Retired over thirty years, he continues to chip away at one of his stated goals for his retirement: Read the classics!
An admirable goal, to be sure. But realistic? Let’s just see:
If I know him, he began his quest systematically. Unfortunately, he must have referred to the Deliberately Daunting List of Recommended Reading. Or maybe it was the Erudite Compendium of Works Snooty People Claim to Be Knowledgeable About.
In any event, naive and enthusiastic, he embarked on his mission with Anna Karenina; I think that must have been in 1985.
Now at 93, he’s been slogging away at it ever since with the grim determination of a Civil War soldier in the winter of 1861: Keep moving or die. No matter how dense or complex or tedious or thankless. Must. Keep. Reading.
He actually finished Anna Karenina recently – or claims to have finished it. Then, alleging that it was a good read, he pushed it off on me!
To be polite, I began thumbing through the pages in his presence.
I found that contrary to popular myth, the book is not 800 pages of singled spaced tiny font drudgery; it is only 754 pages!
The last 46 pages constitute End Notes provided to assist the reader with such things as the myriad Biblical references, the Russian method of nomenclature – FYI – they use both their Christian first names and the patronymic “son of” (-yevitch) or “daughter of (-yevna) combined with the father’s first name, and of course translations of Italian arising from multiple allusions to certain operas, for example.
This is not to mention my father-in-law’s own hand written notes, stuffed in at page 512 where he must have become so bogged down that he felt compelled to create a sort of family tree in order to track the cast of characters: “Dolly (Darya Alexandrovna) is Stepan’s wife,” he wrote. “Anna is Stepan’s (Stepan Arkadyfuitch’s) sister. Anna is Alexei’s (Alexei Alexandrovitch Karenin’s) wife.”
But even this effort trails off into fractured and cryptic scribbling: “Brother of Levin * Princess Tverskaya (Betsy).”
Oh goody.
This formidable tome opens with a biography of Tolstoy prefacing a timeline of events, 1828 to 1910, titled “The World of Leo Tolstoy and Anna Karenina” followed by a fifteen page introduction in which we are told that like Tolstoy’s life, his novels are “expansive, complex, ambiguous [and] profound.”
OK, I say. Well done, Mr. Tolstoy. Good for you.
Bad for those who labor under the Sunk Cost Fallacy.
The Sunk Cost Fallacy of thinking says that when we invest time, money, or effort into something, we don't like to see that investment go to waste, even if the task or goal is no longer worth the cost.
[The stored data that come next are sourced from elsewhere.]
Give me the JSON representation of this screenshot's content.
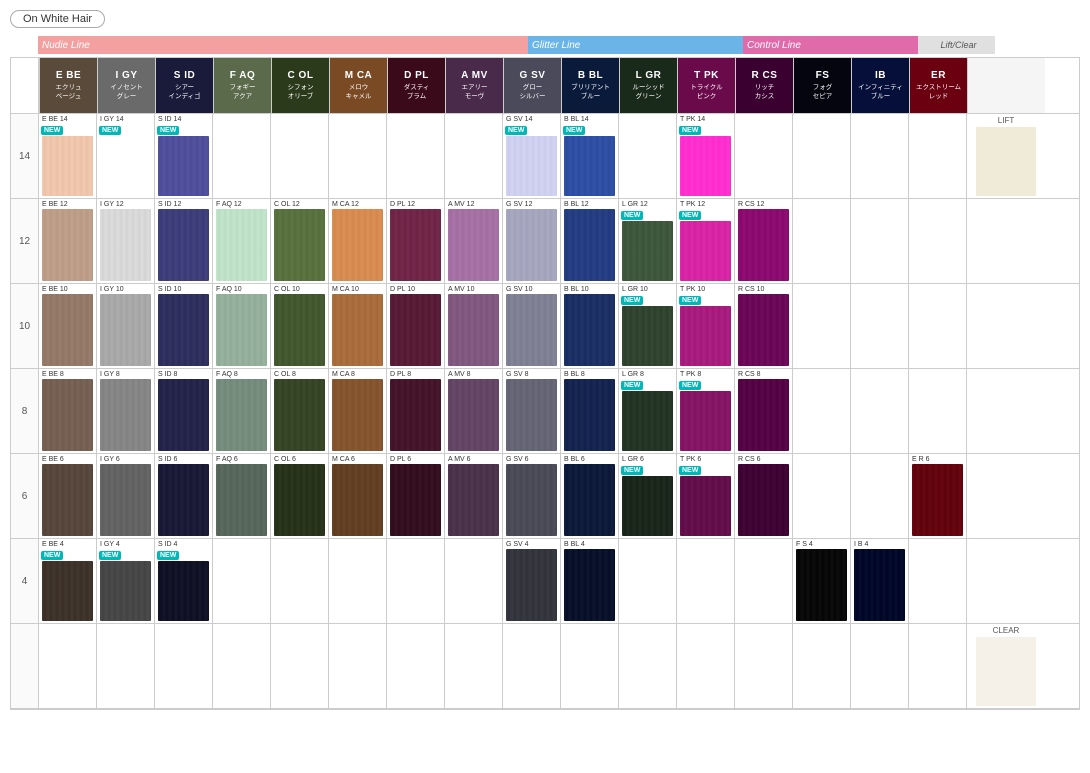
{
  "badge": "On White Hair",
  "lines": {
    "nudie": "Nudie Line",
    "glitter": "Glitter Line",
    "control": "Control Line",
    "liftclear": "Lift/Clear"
  },
  "colors": [
    {
      "code": "E BE",
      "jp1": "エクリュ",
      "jp2": "ベージュ",
      "key": "ebe"
    },
    {
      "code": "I GY",
      "jp1": "イノセント",
      "jp2": "グレー",
      "key": "igy"
    },
    {
      "code": "S ID",
      "jp1": "シアー",
      "jp2": "インディゴ",
      "key": "sid"
    },
    {
      "code": "F AQ",
      "jp1": "フォギー",
      "jp2": "アクア",
      "key": "faq"
    },
    {
      "code": "C OL",
      "jp1": "シフォン",
      "jp2": "オリーブ",
      "key": "col"
    },
    {
      "code": "M CA",
      "jp1": "メロウ",
      "jp2": "キャメル",
      "key": "mca"
    },
    {
      "code": "D PL",
      "jp1": "ダスティ",
      "jp2": "プラム",
      "key": "dpl"
    },
    {
      "code": "A MV",
      "jp1": "エアリー",
      "jp2": "モーヴ",
      "key": "amv"
    },
    {
      "code": "G SV",
      "jp1": "グロー",
      "jp2": "シルバー",
      "key": "gsv"
    },
    {
      "code": "B BL",
      "jp1": "ブリリアント",
      "jp2": "ブルー",
      "key": "bbl"
    },
    {
      "code": "L GR",
      "jp1": "ルーシッド",
      "jp2": "グリーン",
      "key": "lgr"
    },
    {
      "code": "T PK",
      "jp1": "トライクル",
      "jp2": "ピンク",
      "key": "tpk"
    },
    {
      "code": "R CS",
      "jp1": "リッチ",
      "jp2": "カシス",
      "key": "rcs"
    },
    {
      "code": "FS",
      "jp1": "フォグ",
      "jp2": "セピア",
      "key": "fs"
    },
    {
      "code": "IB",
      "jp1": "インフィニティ",
      "jp2": "ブルー",
      "key": "ib"
    },
    {
      "code": "ER",
      "jp1": "エクストリーム",
      "jp2": "レッド",
      "key": "er"
    }
  ],
  "levels": [
    {
      "num": "14",
      "cells": [
        {
          "key": "ebe",
          "label": "E BE 14",
          "new": true
        },
        {
          "key": "igy",
          "label": "I GY 14",
          "new": true
        },
        {
          "key": "sid",
          "label": "S ID 14",
          "new": true
        },
        {
          "key": "faq",
          "label": "",
          "new": false
        },
        {
          "key": "col",
          "label": "",
          "new": false
        },
        {
          "key": "mca",
          "label": "",
          "new": false
        },
        {
          "key": "dpl",
          "label": "",
          "new": false
        },
        {
          "key": "amv",
          "label": "",
          "new": false
        },
        {
          "key": "gsv",
          "label": "G SV 14",
          "new": true
        },
        {
          "key": "bbl",
          "label": "B BL 14",
          "new": true
        },
        {
          "key": "lgr",
          "label": "",
          "new": false
        },
        {
          "key": "tpk",
          "label": "T PK 14",
          "new": true
        },
        {
          "key": "rcs",
          "label": "",
          "new": false
        },
        {
          "key": "fs",
          "label": "",
          "new": false
        },
        {
          "key": "ib",
          "label": "",
          "new": false
        },
        {
          "key": "er",
          "label": "",
          "new": false
        }
      ],
      "liftclear": "LIFT"
    },
    {
      "num": "12",
      "cells": [
        {
          "key": "ebe",
          "label": "E BE 12",
          "new": false
        },
        {
          "key": "igy",
          "label": "I GY 12",
          "new": false
        },
        {
          "key": "sid",
          "label": "S ID 12",
          "new": false
        },
        {
          "key": "faq",
          "label": "F AQ 12",
          "new": false
        },
        {
          "key": "col",
          "label": "C OL 12",
          "new": false
        },
        {
          "key": "mca",
          "label": "M CA 12",
          "new": false
        },
        {
          "key": "dpl",
          "label": "D PL 12",
          "new": false
        },
        {
          "key": "amv",
          "label": "A MV 12",
          "new": false
        },
        {
          "key": "gsv",
          "label": "G SV 12",
          "new": false
        },
        {
          "key": "bbl",
          "label": "B BL 12",
          "new": false
        },
        {
          "key": "lgr",
          "label": "L GR 12",
          "new": true
        },
        {
          "key": "tpk",
          "label": "T PK 12",
          "new": true
        },
        {
          "key": "rcs",
          "label": "R CS 12",
          "new": false
        },
        {
          "key": "fs",
          "label": "",
          "new": false
        },
        {
          "key": "ib",
          "label": "",
          "new": false
        },
        {
          "key": "er",
          "label": "",
          "new": false
        }
      ],
      "liftclear": ""
    },
    {
      "num": "10",
      "cells": [
        {
          "key": "ebe",
          "label": "E BE 10",
          "new": false
        },
        {
          "key": "igy",
          "label": "I GY 10",
          "new": false
        },
        {
          "key": "sid",
          "label": "S ID 10",
          "new": false
        },
        {
          "key": "faq",
          "label": "F AQ 10",
          "new": false
        },
        {
          "key": "col",
          "label": "C OL 10",
          "new": false
        },
        {
          "key": "mca",
          "label": "M CA 10",
          "new": false
        },
        {
          "key": "dpl",
          "label": "D PL 10",
          "new": false
        },
        {
          "key": "amv",
          "label": "A MV 10",
          "new": false
        },
        {
          "key": "gsv",
          "label": "G SV 10",
          "new": false
        },
        {
          "key": "bbl",
          "label": "B BL 10",
          "new": false
        },
        {
          "key": "lgr",
          "label": "L GR 10",
          "new": true
        },
        {
          "key": "tpk",
          "label": "T PK 10",
          "new": true
        },
        {
          "key": "rcs",
          "label": "R CS 10",
          "new": false
        },
        {
          "key": "fs",
          "label": "",
          "new": false
        },
        {
          "key": "ib",
          "label": "",
          "new": false
        },
        {
          "key": "er",
          "label": "",
          "new": false
        }
      ],
      "liftclear": ""
    },
    {
      "num": "8",
      "cells": [
        {
          "key": "ebe",
          "label": "E BE 8",
          "new": false
        },
        {
          "key": "igy",
          "label": "I GY 8",
          "new": false
        },
        {
          "key": "sid",
          "label": "S ID 8",
          "new": false
        },
        {
          "key": "faq",
          "label": "F AQ 8",
          "new": false
        },
        {
          "key": "col",
          "label": "C OL 8",
          "new": false
        },
        {
          "key": "mca",
          "label": "M CA 8",
          "new": false
        },
        {
          "key": "dpl",
          "label": "D PL 8",
          "new": false
        },
        {
          "key": "amv",
          "label": "A MV 8",
          "new": false
        },
        {
          "key": "gsv",
          "label": "G SV 8",
          "new": false
        },
        {
          "key": "bbl",
          "label": "B BL 8",
          "new": false
        },
        {
          "key": "lgr",
          "label": "L GR 8",
          "new": true
        },
        {
          "key": "tpk",
          "label": "T PK 8",
          "new": true
        },
        {
          "key": "rcs",
          "label": "R CS 8",
          "new": false
        },
        {
          "key": "fs",
          "label": "",
          "new": false
        },
        {
          "key": "ib",
          "label": "",
          "new": false
        },
        {
          "key": "er",
          "label": "",
          "new": false
        }
      ],
      "liftclear": ""
    },
    {
      "num": "6",
      "cells": [
        {
          "key": "ebe",
          "label": "E BE 6",
          "new": false
        },
        {
          "key": "igy",
          "label": "I GY 6",
          "new": false
        },
        {
          "key": "sid",
          "label": "S ID 6",
          "new": false
        },
        {
          "key": "faq",
          "label": "F AQ 6",
          "new": false
        },
        {
          "key": "col",
          "label": "C OL 6",
          "new": false
        },
        {
          "key": "mca",
          "label": "M CA 6",
          "new": false
        },
        {
          "key": "dpl",
          "label": "D PL 6",
          "new": false
        },
        {
          "key": "amv",
          "label": "A MV 6",
          "new": false
        },
        {
          "key": "gsv",
          "label": "G SV 6",
          "new": false
        },
        {
          "key": "bbl",
          "label": "B BL 6",
          "new": false
        },
        {
          "key": "lgr",
          "label": "L GR 6",
          "new": true
        },
        {
          "key": "tpk",
          "label": "T PK 6",
          "new": true
        },
        {
          "key": "rcs",
          "label": "R CS 6",
          "new": false
        },
        {
          "key": "fs",
          "label": "",
          "new": false
        },
        {
          "key": "ib",
          "label": "",
          "new": false
        },
        {
          "key": "er",
          "label": "E R 6",
          "new": false
        }
      ],
      "liftclear": ""
    },
    {
      "num": "4",
      "cells": [
        {
          "key": "ebe",
          "label": "E BE 4",
          "new": true
        },
        {
          "key": "igy",
          "label": "I GY 4",
          "new": true
        },
        {
          "key": "sid",
          "label": "S ID 4",
          "new": true
        },
        {
          "key": "faq",
          "label": "",
          "new": false
        },
        {
          "key": "col",
          "label": "",
          "new": false
        },
        {
          "key": "mca",
          "label": "",
          "new": false
        },
        {
          "key": "dpl",
          "label": "",
          "new": false
        },
        {
          "key": "amv",
          "label": "",
          "new": false
        },
        {
          "key": "gsv",
          "label": "G SV 4",
          "new": false
        },
        {
          "key": "bbl",
          "label": "B BL 4",
          "new": false
        },
        {
          "key": "lgr",
          "label": "",
          "new": false
        },
        {
          "key": "tpk",
          "label": "",
          "new": false
        },
        {
          "key": "rcs",
          "label": "",
          "new": false
        },
        {
          "key": "fs",
          "label": "F S 4",
          "new": false
        },
        {
          "key": "ib",
          "label": "I B 4",
          "new": false
        },
        {
          "key": "er",
          "label": "",
          "new": false
        }
      ],
      "liftclear": ""
    },
    {
      "num": "",
      "cells": [
        {
          "key": "empty",
          "label": "",
          "new": false
        },
        {
          "key": "empty",
          "label": "",
          "new": false
        },
        {
          "key": "empty",
          "label": "",
          "new": false
        },
        {
          "key": "empty",
          "label": "",
          "new": false
        },
        {
          "key": "empty",
          "label": "",
          "new": false
        },
        {
          "key": "empty",
          "label": "",
          "new": false
        },
        {
          "key": "empty",
          "label": "",
          "new": false
        },
        {
          "key": "empty",
          "label": "",
          "new": false
        },
        {
          "key": "empty",
          "label": "",
          "new": false
        },
        {
          "key": "empty",
          "label": "",
          "new": false
        },
        {
          "key": "empty",
          "label": "",
          "new": false
        },
        {
          "key": "empty",
          "label": "",
          "new": false
        },
        {
          "key": "empty",
          "label": "",
          "new": false
        },
        {
          "key": "empty",
          "label": "",
          "new": false
        },
        {
          "key": "empty",
          "label": "",
          "new": false
        },
        {
          "key": "empty",
          "label": "",
          "new": false
        }
      ],
      "liftclear": "CLEAR"
    }
  ],
  "swatchColors": {
    "ebe": "#7a6558",
    "igy": "#8a8a8a",
    "sid": "#2a2a50",
    "faq": "#7a9080",
    "col": "#3a4a2a",
    "mca": "#8a5a35",
    "dpl": "#4a1a30",
    "amv": "#6a4a6a",
    "gsv": "#6a6a7a",
    "bbl": "#1a2a55",
    "lgr": "#2a3a2a",
    "tpk": "#8a1a6a",
    "rcs": "#5a0a4a",
    "fs": "#1a1a1a",
    "ib": "#0a1a55",
    "er": "#8a0a1a"
  },
  "levelBrightness": {
    "14": 2.0,
    "12": 1.6,
    "10": 1.25,
    "8": 1.0,
    "6": 0.75,
    "4": 0.55
  }
}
Ahem.
Or, as Nobel Prize winning psychologist Daniel Kahneman explains, "We refuse to cut losses when doing so would admit failure; we are biased against actions that could lead to regret."
That’s what bothers me about Anna Karenina and the fact that my beloved father-in-law is the one who put her into my hands: He wants me to read it and I might be a Sunk Cost Fallacy kind of thinker too.
Pretty sure that's why I ate all that expensive escargot that time even though, as an Oklahoma girl, I knew it really did taste like dirt. Sunk Cost Fallacy would also explain why I keep watching “Love It or List It” in spite of the fact that those snarky people are enormously irritating.
I’m afraid I’ll start Anna Karenina because I want to please my husband’s father and then I will have to keep reading it until one of us, the book itself or I, crumple into a musty heap of desiccated dust.
How do you cut and run on a classic you’ve told a sweet man you’ll read?
Is there a point of no return with Tolstoy?
But OK. Here we go – Part One, Chapter 1: “Happy families are all alike; every unhappy family is unhappy in its own way.”
Oh no…he’s off to a pretty good start. What am I supposed to do now? Quit in the middle?!